Он встал посреди тропинки, инстинктивно ощущая, как чужие взгляды обшаривают его от подошв сапог до гребня шлема. Казалось, некто, притаившийся за камнями, выбирает: послать ли стрелу в лицо, поразить ли копьем незащищенное предплечье или швырнуть в живот метательный топор. Последнего, правда, Дженнак не опасался: его кожаный доспех был гибок и прочен.

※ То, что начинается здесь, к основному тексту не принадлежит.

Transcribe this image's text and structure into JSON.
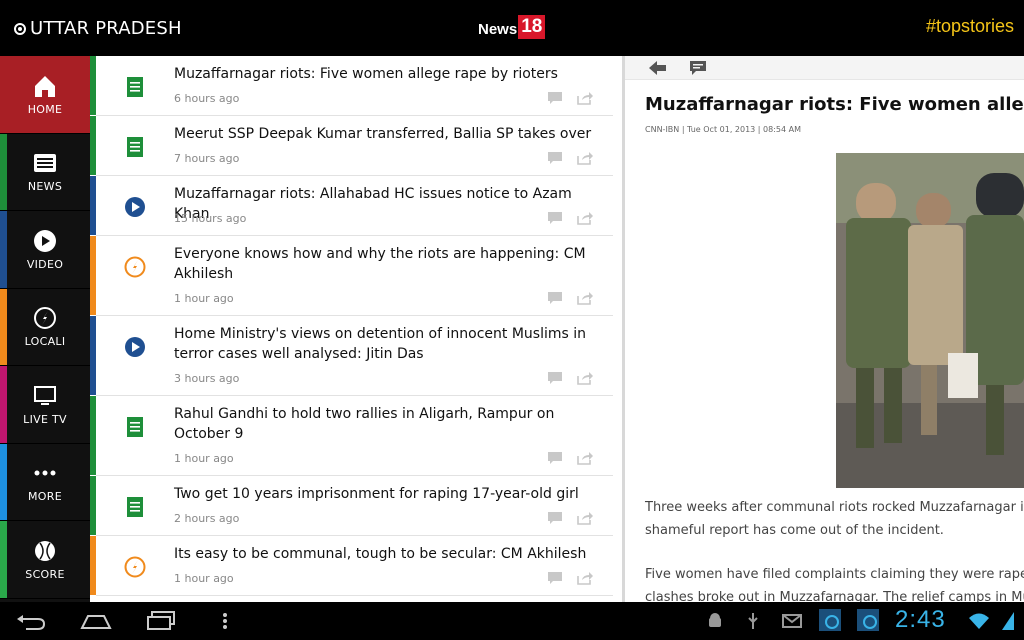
{
  "header": {
    "region": "UTTAR PRADESH",
    "logo_word": "News",
    "logo_number": "18",
    "hashtag": "#topstories"
  },
  "colors": {
    "nav_active": "#a81f25",
    "hashtag": "#f5c518",
    "clock": "#39b4e8",
    "text_green": "#1e8f3a",
    "video_blue": "#1f4f91",
    "local_orange": "#f08a1c"
  },
  "nav": [
    {
      "label": "HOME",
      "icon": "home-icon",
      "stripe": "#a81f25",
      "active": true
    },
    {
      "label": "NEWS",
      "icon": "news-icon",
      "stripe": "#1e8f3a",
      "active": false
    },
    {
      "label": "VIDEO",
      "icon": "video-icon",
      "stripe": "#1f4f91",
      "active": false
    },
    {
      "label": "LOCALI",
      "icon": "compass-icon",
      "stripe": "#f08a1c",
      "active": false
    },
    {
      "label": "LIVE TV",
      "icon": "tv-icon",
      "stripe": "#c0166f",
      "active": false
    },
    {
      "label": "MORE",
      "icon": "more-icon",
      "stripe": "#1e90e0",
      "active": false
    },
    {
      "label": "SCORE",
      "icon": "cricket-ball-icon",
      "stripe": "#2aa84a",
      "active": false
    }
  ],
  "stories": [
    {
      "title": "Muzaffarnagar riots: Five women allege rape by rioters",
      "time": "6 hours ago",
      "type": "text"
    },
    {
      "title": "Meerut SSP Deepak Kumar transferred, Ballia SP takes over",
      "time": "7 hours ago",
      "type": "text"
    },
    {
      "title": "Muzaffarnagar riots: Allahabad HC issues notice to Azam Khan",
      "time": "15 hours ago",
      "type": "video"
    },
    {
      "title": "Everyone knows how and why the riots are happening: CM Akhilesh",
      "time": "1 hour ago",
      "type": "local"
    },
    {
      "title": "Home Ministry's views on detention of innocent Muslims in terror cases well analysed: Jitin Das",
      "time": "3 hours ago",
      "type": "video"
    },
    {
      "title": "Rahul Gandhi to hold two rallies in Aligarh, Rampur on October 9",
      "time": "1 hour ago",
      "type": "text"
    },
    {
      "title": "Two get 10 years imprisonment for raping 17-year-old girl",
      "time": "2 hours ago",
      "type": "text"
    },
    {
      "title": "Its easy to be communal, tough to be secular: CM Akhilesh",
      "time": "1 hour ago",
      "type": "local"
    }
  ],
  "article": {
    "title": "Muzaffarnagar riots: Five women allege rap",
    "meta": "CNN-IBN | Tue Oct 01, 2013 | 08:54 AM",
    "para1_line1": "Three weeks after communal riots rocked Muzzafarnagar in U",
    "para1_line2": "shameful report has come out of the incident.",
    "para2_line1": "Five women have filed complaints claiming they were raped b",
    "para2_line2": "clashes broke out in Muzzafarnagar. The relief camps in Mu"
  },
  "system": {
    "clock": "2:43"
  }
}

- Ты поосторожней, милостивый господин, - пробормотал Итарра, взглядом приказывая щитоносцам прикрыть вождя. Но Дженнак покачал головой и протянул руку к ближайшему из воинов:
- Дай мне копье! Попробую поговорить с ними на киншу… если в этих камнях и в самом деле кто-то прячется…
- Он поднял двузубое копье повыше - так, что его граненые наконечники засверкали в солнечных лучах, - затем резко послал его вперед, словно проткнув невидимого врага; и всякому было ясно, что в руках у него оружие. Медленно и не спеша он снова поднял пику, перевернул ее остриями вниз и с силой всадил в землю. Затем резко ударил по древку и, когда копье упало поперек тропы, наступил на него ногой. Не просто наступил, а потоптался; теперь любой человек, даже не знающий киншу, понял бы, что у пришельца добрые намерения.
Эта пантомима завершилась универсальным мирным жестом: ладони раскрыты и направлены вперед, согнутые руки подняты перед грудью. Завершив ритуал, Дженнак уселся на пятки и замер в ожидании, чуть приподняв голову. Грхаб за его спиной пробормотал:
- Пустое дело, балам, клянусь своим посохом! Людям понятнее язык силы, чем мирные жесты.
Прошло семь или восемь вздохов, которые Дженнак отсчитывал про себя, но ничего не изменилось; все так же розовели перед ним каменистые склоны холмов, лежало у колен поверженное копье, а чуть позади стояли Грхаб с Итаррой: наставник- опираясь на свой железный посох, таркол - в напряженной позе, приподняв секиру к плечу.
Затем в воздухе что-то свистнуло, взметнулся посох Гхаба, раздался сухой треск, и на землю, к ногам Дженнака, упал перебитый напополам дротик.
- Вот и ответ, - произнес Итарра, повелительно кивая воинам. Они тут же выдвинулись вперед, прикрыв Дженнака щитами.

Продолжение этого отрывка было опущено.